Can a derivative of non-open-source AI be considered Open Source AI?

An interesting question posted by @Danish_Contractor on the draft deserves wider views and discussion. I’m reposting it below:

Another question that is not sufficiently addressed – If someone instruction fine-tunes a base model (no training data disclosed) but discloses sources of data for instruction-tuning; will that model ever be considered a open-source AI model.

The answer I think is a no but it should be discussed in the context of this proposed standard.

This is a very interesting question and one for which I think can lead to a lot of bikeshedding if we discuss in the abstract. I would have assumed that finetuning a model without what draft 0.0.8 calls Data information is not ideal.

I’d like to reason around specific examples where something like this has happened…
To address the concern raised by Danish, I’d like to hear from experts:

  1. To what extent is technically possible to fine tune a model without knowing anything about how the system was initially trained? If that’s totally possible, then
  2. Can we look at an existing AI/ML system where little is known about the data and techniques used for training but that have been fine-tuned successfully with full disclosure of the data and techniques used to fine-tune? Hopefully that will help us address the issue concretely.

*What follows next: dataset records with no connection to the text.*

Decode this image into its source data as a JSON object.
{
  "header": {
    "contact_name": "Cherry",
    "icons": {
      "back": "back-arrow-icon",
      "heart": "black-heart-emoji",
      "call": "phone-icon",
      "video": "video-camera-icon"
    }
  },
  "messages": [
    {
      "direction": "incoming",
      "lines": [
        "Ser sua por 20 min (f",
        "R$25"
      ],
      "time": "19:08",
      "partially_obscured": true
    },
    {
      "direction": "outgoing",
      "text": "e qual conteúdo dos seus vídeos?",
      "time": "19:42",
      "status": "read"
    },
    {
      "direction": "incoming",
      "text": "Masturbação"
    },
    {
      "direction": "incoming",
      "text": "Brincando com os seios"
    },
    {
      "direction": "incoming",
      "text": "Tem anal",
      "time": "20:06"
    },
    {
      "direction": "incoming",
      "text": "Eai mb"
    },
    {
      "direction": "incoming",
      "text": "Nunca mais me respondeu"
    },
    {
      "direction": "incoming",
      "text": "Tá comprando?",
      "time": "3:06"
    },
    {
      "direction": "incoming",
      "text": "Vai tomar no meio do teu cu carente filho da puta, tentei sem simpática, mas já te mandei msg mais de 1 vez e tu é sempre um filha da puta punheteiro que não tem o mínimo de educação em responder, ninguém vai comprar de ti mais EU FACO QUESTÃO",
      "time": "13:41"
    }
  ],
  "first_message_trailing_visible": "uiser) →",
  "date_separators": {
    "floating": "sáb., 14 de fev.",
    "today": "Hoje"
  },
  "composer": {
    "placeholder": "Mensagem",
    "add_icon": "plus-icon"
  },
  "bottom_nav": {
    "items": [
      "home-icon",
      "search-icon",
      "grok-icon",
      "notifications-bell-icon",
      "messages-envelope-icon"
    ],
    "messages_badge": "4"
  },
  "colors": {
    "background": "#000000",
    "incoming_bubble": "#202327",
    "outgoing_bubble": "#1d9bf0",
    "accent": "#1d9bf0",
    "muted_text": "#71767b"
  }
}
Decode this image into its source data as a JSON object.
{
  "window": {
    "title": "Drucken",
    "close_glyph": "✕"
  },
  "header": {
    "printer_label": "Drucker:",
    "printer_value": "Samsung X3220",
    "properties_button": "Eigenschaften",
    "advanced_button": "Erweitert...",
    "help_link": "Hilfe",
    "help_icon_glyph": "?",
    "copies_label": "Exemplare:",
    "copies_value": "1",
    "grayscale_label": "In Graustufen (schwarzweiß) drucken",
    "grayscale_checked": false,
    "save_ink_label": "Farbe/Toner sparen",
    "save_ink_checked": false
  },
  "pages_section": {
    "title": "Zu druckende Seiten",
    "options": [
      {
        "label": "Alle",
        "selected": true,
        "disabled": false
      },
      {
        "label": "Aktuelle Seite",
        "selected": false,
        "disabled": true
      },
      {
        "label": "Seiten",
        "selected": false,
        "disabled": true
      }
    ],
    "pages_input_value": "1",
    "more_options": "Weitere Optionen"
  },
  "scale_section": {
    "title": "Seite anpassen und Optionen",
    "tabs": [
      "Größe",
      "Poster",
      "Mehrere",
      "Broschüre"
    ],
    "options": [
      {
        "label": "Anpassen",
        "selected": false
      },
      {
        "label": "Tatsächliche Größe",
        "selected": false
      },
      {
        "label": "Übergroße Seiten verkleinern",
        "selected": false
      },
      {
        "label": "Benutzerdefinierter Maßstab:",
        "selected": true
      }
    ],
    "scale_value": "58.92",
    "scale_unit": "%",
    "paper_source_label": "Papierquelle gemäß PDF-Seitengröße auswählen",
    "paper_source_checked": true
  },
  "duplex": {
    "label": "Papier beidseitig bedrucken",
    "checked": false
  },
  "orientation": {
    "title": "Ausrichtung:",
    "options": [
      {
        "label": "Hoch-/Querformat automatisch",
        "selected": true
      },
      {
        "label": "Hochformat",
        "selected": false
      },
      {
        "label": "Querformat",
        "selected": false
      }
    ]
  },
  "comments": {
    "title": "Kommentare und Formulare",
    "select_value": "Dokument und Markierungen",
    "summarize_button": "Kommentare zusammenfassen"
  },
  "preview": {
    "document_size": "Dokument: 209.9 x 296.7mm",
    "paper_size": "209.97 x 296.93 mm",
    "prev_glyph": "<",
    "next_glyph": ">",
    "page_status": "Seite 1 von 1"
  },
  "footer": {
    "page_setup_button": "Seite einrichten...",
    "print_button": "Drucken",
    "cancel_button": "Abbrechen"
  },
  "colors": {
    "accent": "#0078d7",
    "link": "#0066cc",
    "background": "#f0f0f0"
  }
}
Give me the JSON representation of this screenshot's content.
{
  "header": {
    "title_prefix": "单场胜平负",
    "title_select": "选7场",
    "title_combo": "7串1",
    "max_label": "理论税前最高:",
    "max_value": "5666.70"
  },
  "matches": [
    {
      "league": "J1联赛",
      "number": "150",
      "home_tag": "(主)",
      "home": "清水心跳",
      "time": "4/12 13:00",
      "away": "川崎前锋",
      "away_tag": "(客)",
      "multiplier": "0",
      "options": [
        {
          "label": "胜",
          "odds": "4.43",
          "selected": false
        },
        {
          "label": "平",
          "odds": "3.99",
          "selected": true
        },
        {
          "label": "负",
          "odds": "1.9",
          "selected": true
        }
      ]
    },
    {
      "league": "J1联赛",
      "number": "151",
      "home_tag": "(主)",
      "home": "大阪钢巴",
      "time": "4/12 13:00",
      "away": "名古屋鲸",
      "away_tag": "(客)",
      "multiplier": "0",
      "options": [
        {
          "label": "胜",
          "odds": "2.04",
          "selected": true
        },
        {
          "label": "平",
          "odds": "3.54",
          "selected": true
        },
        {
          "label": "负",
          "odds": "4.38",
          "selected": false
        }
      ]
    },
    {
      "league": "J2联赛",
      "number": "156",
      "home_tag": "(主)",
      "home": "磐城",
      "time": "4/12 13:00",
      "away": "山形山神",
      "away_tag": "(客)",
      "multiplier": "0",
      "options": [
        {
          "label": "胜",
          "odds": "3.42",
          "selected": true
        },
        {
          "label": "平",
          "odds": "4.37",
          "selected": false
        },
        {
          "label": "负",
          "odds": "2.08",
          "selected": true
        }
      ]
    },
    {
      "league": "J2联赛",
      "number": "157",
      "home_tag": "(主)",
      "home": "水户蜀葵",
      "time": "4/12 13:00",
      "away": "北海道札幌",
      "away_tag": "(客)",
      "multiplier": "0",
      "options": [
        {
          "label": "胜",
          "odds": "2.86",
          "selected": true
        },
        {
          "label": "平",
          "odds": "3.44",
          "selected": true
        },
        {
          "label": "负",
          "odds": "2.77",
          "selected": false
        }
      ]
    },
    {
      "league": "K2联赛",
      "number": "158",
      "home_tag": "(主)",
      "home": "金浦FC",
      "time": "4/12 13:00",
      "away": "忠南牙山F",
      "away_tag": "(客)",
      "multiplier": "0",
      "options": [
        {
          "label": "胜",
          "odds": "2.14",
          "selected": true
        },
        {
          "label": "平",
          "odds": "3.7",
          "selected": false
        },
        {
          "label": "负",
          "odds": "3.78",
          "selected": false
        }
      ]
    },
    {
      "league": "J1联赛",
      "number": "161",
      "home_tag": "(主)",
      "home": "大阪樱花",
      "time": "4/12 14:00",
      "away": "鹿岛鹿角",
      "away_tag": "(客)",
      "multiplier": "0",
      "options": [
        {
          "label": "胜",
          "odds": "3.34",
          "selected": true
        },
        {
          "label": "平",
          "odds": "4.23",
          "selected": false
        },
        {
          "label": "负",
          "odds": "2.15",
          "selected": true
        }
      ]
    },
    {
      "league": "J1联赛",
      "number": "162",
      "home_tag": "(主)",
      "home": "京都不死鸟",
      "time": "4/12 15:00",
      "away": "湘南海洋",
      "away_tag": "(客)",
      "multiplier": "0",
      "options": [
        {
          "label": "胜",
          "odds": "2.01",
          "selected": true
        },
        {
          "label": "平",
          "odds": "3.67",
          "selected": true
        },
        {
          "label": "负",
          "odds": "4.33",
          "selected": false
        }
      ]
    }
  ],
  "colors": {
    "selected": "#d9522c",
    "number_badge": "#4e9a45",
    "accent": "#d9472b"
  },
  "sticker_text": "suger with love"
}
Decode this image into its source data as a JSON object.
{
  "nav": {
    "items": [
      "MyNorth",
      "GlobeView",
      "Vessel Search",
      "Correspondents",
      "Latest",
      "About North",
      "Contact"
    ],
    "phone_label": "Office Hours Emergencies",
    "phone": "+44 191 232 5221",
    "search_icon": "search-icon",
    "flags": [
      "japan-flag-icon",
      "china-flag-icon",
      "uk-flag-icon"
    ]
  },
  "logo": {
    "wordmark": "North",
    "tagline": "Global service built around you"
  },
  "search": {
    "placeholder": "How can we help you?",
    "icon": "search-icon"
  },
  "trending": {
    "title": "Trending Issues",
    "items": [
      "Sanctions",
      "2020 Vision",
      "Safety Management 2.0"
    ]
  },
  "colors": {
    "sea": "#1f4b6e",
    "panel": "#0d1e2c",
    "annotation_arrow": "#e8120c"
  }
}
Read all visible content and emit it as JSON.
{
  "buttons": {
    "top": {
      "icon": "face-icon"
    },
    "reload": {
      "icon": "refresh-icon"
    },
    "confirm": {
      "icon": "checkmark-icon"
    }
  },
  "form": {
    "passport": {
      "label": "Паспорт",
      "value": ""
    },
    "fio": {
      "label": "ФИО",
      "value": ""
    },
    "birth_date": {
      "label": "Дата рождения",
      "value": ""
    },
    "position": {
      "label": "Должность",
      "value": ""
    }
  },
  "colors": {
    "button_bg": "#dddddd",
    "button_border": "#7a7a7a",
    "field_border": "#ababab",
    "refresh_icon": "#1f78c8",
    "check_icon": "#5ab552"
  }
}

There are plenty of working Mistral finetunes, despite the fact that not very much is known about the training of Mistral
Additionally a finetune can be very slight, only injecting a small amount of information in the model.

Regarding point 1, I’m not sure to what extent fine-tuning is possible. However, I do believe a considerable amount of adjustment is possible. It would be better to ask AI vendors about this.

My understanding is that in fine-tuning, the weights of the newly added layers with trainable weights are updated along with the weights of the layers of the pre-trained model. However, not all layers of the pre-trained model are updated. If all layers were updated, it would negate the purpose of having a pre-trained model in the first place.

I’m not sure about this.
Multiple strategies for fine-tuning exist, and anyone is free to make up their own.

You do not need to add any new layer, you can update weights in any amount of existing layers.

You don’t have to update the whole network, but if you choose to that doesn’t negate the purpose of having a pre-trained model.
Training a new model from scratch can require a lot of data and time (depending on the size of the model, the training algorithm and other factors). Fine-tuning might be cheaper, even if you train all layers, because you are leveraging the information the model already contains.

In essence, you can use fine-tuning to slightly bias the model so that it performs better in a certain class of samples, or to slightly change its general behavior.
If you are training all layers, it’s similar to having that new data at the end of the overall training process, so that more information about it is preserved.

One thing I’d like to point out, which doesn’t really relate to @Danish_Contractor’s quote, but does relate to the title of this thread, is that the answer to the question is obviously “no” when it comes to licensing as the reason for the model not being open source, if we assume that trained models are copyrightable works of authorship.

It’s not an assumption that I think is at all reasonable (not under the law as is, nor under the law as I wish it to be), but it’s one we should probably go by when handling licensing.